# to paint the grille or not to paint the grille?



## Guest (Feb 26, 2003)

ok i have a white 03 spec v and was wondering if u guys think the ser emblem looks good on the grille even if u dont paint the grille aluminum or somthing. and do u reccomend just painting the grille aluminum or buying the already aluminum one at stores???


----------



## cburwell (Oct 11, 2002)

I have seen the SE-r emblem on the stock Spec grille. I think it looks ok. What I really like is the grille with nothing on it!

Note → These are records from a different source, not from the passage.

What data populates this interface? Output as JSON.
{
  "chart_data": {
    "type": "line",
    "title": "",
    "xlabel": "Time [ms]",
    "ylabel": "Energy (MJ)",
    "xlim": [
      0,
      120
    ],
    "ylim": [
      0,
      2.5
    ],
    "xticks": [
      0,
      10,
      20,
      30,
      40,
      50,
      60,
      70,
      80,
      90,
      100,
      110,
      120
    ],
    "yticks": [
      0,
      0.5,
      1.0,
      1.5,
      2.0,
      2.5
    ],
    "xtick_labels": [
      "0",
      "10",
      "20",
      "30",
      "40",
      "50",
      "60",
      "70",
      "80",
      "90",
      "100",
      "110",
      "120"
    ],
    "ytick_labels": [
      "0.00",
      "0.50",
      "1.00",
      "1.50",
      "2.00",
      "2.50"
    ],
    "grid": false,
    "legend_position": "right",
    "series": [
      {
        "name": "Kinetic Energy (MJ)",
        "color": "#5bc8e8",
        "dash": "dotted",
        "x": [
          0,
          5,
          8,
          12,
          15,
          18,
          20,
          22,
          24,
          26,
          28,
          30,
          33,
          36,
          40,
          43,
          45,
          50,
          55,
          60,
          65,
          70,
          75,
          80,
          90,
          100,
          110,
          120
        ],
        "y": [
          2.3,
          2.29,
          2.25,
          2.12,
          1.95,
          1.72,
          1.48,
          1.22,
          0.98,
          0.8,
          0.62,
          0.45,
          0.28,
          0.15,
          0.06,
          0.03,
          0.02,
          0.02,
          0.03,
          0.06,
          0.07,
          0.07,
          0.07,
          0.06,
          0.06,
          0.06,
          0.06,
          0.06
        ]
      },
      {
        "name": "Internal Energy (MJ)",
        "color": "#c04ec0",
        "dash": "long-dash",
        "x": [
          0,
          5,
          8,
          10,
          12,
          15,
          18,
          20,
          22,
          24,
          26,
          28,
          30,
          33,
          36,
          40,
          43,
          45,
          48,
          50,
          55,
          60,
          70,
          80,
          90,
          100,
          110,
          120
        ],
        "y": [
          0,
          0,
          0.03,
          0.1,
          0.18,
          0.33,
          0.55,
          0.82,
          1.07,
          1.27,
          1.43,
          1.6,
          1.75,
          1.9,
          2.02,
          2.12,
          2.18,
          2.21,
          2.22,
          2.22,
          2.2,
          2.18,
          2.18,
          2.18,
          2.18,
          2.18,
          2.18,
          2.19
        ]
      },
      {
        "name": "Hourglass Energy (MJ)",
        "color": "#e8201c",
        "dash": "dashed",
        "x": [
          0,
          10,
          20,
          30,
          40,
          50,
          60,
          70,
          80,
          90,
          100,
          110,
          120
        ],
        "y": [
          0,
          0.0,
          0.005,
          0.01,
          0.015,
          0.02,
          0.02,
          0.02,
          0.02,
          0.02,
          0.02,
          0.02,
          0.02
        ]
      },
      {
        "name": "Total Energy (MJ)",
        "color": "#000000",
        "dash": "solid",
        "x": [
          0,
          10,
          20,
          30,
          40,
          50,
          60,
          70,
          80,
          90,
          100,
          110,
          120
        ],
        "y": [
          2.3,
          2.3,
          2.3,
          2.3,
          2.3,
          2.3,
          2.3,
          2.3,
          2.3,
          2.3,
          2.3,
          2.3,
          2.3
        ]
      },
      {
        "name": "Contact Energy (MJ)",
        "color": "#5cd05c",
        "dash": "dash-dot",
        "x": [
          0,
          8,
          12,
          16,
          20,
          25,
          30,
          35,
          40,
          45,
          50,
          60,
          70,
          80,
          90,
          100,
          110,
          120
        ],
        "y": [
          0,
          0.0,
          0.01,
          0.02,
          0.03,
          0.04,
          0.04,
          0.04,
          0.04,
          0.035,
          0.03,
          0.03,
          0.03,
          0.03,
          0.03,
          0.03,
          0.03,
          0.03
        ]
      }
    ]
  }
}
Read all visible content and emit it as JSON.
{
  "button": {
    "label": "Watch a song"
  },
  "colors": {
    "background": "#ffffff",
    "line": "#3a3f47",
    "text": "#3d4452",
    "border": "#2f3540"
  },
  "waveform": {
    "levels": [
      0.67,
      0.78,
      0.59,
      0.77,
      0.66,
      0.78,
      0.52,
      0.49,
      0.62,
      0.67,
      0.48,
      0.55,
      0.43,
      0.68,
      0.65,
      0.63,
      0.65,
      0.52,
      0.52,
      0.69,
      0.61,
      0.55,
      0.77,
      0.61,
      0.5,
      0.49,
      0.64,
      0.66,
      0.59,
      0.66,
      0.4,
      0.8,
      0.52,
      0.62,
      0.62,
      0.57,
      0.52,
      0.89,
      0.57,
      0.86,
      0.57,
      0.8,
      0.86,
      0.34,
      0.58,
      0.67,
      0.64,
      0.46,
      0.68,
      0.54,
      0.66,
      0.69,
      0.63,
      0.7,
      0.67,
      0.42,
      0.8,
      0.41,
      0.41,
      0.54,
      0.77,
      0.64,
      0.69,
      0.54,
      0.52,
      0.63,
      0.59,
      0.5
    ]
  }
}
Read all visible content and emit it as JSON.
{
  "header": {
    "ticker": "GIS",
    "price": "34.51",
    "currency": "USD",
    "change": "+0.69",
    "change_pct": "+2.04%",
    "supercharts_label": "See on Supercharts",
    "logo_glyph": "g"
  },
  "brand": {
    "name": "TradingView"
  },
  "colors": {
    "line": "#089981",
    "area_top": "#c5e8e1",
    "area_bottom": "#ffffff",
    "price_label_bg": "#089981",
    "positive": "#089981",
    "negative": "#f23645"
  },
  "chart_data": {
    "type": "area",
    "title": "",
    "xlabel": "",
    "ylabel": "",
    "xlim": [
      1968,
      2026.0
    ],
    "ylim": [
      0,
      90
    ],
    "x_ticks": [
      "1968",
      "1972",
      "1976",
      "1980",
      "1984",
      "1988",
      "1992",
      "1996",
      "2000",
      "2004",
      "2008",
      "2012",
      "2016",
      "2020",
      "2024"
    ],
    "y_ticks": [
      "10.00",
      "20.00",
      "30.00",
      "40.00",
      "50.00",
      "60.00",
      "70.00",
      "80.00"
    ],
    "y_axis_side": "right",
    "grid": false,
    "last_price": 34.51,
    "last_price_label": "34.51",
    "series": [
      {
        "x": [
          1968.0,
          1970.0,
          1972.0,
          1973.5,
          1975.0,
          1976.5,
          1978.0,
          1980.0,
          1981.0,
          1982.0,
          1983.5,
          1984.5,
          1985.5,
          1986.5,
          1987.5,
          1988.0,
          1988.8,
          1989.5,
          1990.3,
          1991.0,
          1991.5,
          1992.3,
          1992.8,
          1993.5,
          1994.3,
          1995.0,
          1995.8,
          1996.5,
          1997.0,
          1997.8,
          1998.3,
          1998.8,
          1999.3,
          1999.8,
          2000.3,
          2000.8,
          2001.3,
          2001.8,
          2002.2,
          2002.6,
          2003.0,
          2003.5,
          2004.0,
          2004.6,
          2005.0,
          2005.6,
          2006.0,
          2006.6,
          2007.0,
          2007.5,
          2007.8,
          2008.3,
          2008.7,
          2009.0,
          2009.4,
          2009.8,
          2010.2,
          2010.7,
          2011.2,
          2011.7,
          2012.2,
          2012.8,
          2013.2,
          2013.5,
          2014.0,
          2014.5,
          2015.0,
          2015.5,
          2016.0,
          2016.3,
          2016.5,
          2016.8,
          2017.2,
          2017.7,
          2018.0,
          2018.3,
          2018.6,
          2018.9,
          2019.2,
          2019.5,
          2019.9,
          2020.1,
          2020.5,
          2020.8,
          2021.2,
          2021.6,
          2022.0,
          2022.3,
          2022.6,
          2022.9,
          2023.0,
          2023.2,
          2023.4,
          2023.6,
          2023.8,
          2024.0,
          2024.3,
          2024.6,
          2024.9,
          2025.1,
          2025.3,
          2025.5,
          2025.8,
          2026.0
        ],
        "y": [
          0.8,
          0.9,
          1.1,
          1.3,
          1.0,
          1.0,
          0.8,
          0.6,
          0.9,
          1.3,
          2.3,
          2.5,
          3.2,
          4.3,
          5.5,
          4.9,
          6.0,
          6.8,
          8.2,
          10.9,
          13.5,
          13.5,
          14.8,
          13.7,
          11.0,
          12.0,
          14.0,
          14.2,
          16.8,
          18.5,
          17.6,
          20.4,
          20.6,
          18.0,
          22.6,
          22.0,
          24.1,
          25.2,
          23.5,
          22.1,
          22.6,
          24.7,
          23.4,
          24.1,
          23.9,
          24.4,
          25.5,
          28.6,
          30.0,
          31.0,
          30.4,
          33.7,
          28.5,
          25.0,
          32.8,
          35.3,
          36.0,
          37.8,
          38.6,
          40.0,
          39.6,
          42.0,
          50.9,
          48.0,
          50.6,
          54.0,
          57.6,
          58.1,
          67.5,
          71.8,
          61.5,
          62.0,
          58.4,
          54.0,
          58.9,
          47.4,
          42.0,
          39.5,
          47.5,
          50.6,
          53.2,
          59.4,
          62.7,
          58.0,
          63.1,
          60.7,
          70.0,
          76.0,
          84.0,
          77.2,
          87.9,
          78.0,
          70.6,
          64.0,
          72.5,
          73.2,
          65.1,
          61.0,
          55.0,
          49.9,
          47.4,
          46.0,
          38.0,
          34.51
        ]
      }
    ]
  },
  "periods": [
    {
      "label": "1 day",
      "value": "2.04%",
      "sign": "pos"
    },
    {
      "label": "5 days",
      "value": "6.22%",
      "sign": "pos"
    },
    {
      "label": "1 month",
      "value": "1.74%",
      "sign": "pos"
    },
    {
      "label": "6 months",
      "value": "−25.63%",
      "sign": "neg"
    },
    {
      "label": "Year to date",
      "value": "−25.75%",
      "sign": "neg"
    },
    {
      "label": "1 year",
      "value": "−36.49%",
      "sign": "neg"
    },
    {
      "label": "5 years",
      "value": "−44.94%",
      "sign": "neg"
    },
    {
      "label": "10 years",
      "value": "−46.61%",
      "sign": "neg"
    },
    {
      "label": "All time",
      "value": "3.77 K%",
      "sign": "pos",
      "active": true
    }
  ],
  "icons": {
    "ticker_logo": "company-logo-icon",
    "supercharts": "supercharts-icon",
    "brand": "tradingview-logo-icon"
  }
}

If you end up getting another grille that is already silver, hold on to your stock grille (And uninstall it carefully), because those things are worth a pretty penny from the dealership (Like $200 just for the top), so someone will buy it off of you.


----------



## Guest (Mar 2, 2003)

ok thanks ....damn thats a lot of money for the grille


----------



## Guest (Mar 4, 2003)

The black stock grill chips supper easily anyhow - like most of Nissans Paint jobs - so I'd suggest buffing it up a little and painting the original. Saves you from doing a crappy trim job on gutter guard. Looks better with nothin on it though I have to agree.


----------



## johnp69 (Feb 22, 2003)

well i think the se-r emblem looks sweet on the grille, go for it


----------



## SentraXERacer (Oct 7, 2002)

As with a few other members, I think the grille looks best with nothing on it. Nobody has ever put one of the Spec V emblems on it. Maybe you should try that.


----------



## Guest (Mar 17, 2003)

I put a large SE-R logo on the front of my '03, and it looks great. I also took some acetone, and took the red out of all the SE-R badges, let me see if I can post some pics tommorrow


----------